Triathlon was always something other people did. Not me. I could not swim. In fact, I did not swim. I wouldn’t even try. A near-drowning when I was a kid made sure of it.
The experience was still, 30 years later, so vivid and acute. I could still see my body being pushed into the deep end of the pool. I could still see myself plummet into the depths of the water, screams coming out of my mouth apparent only by the chaotic bubbles rushing upwards, me in sudden panache, knowing I would die, trying to hold my breath. Then something grabbing me, yanking me to surface, pulling me from water to deck. A hand pounding my back. Then suddenly a cough, then another, with water shooting from my mouth, I cried.
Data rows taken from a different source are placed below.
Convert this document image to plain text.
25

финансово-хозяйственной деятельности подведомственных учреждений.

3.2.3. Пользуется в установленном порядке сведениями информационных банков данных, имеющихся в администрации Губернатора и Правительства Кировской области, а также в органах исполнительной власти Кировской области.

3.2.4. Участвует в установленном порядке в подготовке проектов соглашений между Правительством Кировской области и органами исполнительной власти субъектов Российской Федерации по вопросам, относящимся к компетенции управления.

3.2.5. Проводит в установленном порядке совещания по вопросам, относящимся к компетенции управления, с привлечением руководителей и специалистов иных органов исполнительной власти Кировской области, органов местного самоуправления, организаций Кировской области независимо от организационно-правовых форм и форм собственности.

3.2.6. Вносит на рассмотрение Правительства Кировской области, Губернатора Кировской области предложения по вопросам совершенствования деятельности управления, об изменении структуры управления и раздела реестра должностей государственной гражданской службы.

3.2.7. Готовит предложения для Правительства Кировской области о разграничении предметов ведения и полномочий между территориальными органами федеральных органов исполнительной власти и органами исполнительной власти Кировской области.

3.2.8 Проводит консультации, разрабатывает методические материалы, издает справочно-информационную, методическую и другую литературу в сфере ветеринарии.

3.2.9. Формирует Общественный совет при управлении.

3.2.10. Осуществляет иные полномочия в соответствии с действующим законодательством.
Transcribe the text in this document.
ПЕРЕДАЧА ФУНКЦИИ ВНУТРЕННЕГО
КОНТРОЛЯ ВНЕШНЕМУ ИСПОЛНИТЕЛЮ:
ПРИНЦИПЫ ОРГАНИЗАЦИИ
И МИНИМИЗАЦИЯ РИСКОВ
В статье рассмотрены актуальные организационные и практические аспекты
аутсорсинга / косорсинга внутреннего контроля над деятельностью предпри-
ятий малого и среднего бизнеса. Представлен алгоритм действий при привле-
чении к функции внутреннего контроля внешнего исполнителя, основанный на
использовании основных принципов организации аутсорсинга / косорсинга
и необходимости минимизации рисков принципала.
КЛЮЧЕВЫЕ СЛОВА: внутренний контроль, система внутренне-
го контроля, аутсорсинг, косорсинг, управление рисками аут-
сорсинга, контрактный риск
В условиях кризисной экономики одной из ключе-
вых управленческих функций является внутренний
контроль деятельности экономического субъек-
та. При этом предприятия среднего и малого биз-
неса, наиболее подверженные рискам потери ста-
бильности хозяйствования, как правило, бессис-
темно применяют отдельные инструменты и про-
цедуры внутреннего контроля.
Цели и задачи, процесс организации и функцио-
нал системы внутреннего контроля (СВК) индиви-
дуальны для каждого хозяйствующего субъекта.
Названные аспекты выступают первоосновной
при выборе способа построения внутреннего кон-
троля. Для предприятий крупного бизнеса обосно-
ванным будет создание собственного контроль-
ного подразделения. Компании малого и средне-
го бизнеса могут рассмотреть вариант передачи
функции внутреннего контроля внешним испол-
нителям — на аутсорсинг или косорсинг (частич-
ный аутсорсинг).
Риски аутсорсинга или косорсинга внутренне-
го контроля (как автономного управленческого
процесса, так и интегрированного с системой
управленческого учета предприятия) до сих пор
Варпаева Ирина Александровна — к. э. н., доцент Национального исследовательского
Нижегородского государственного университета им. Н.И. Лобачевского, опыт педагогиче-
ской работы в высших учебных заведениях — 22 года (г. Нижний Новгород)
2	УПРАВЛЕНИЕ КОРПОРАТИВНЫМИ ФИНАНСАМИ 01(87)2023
And cried.
And I never forgot. Nor did I forgive. Water was evil. It was for other people. Not me. I didn’t swim. I did not want to swim.
Which was a shame. All of it. Because of the goals I formed as a wide-eyed sports-active kid. Watching the annual running of the NYC Marathon on TV year after year helped me form the goal of running a marathon. That I could do. Another was, after watching airing of the Race Across America, I wanted to ride my bike across the United States. I even knew the route I would one day take. And the last was, after being moved by it on TV, was to do an Ironman, only this was one goal that, quite sadly, I would never achieve. Because it involved swimming, something I had no interest in.
Over the following years, I went on to run many marathons and even go on crazy cycling adventures, never across the US, but certainly enough to satisfy both childhood dreams. But the other, Ironman, would never happen. In fact, it wasn’t even an option. So I ignored it by thinking up other goals in its place.
Until one day my wife (girlfriend at the time) announced that she wanted to do a triathlon. And she wanted me to do it with her. I laughed the idea off. The notion of me swimming was too far reaching to the point it was silly. I didn’t swim. Swimming was for other people.
Months went by. During this time my wife made only trace mention of her intentions with me all but ignoring her plea that I do a triathlon with her.
And then 4th of July came when we found ourselves at a family reunion in which we, along with family, were putting a huge dent in a full keg of Heineken.
My wife brought it up again. Only this time she didn’t wait for me to brush off the notion as silly. Instead, she talked right over me.
“Do it with me,” she said, “you will do awesome.”
But I don’t swim.
“And then you will want to do another.”
I don’t swim. Water is for other people.
“We could go down to Miami for our birthdays. There’s a half Iron on your birthday. You could do the half; I could do the shorter one.”
“And after that we can go to Germany for World Cup. You can do Ironman Germany; it’s around the same time.”
In a drunken-dare dream, even before I agreed to do a triathlon with her, I confessed my childhood dream of one day doing an Ironman.
Less than two months later we, together, did a sprint triathlon in Rhode Island called Try the Tri. That day I stared perhaps my greatest and deepest rooted fear in the eyes, one I’ve carried for nearly 30 years, and I kicked that son of a bitch right in the teeth. I went into the water that day with the idea that I might not come out. That is no exaggeration. I struggled in the water, it sucked, and at times I thought I might not make it, but I did. That day I crawled out of the ocean dead last of 200 others. I went on to finish in the top 30.
The rest, as they say, is history, one carved, almost to the path, by my future wife.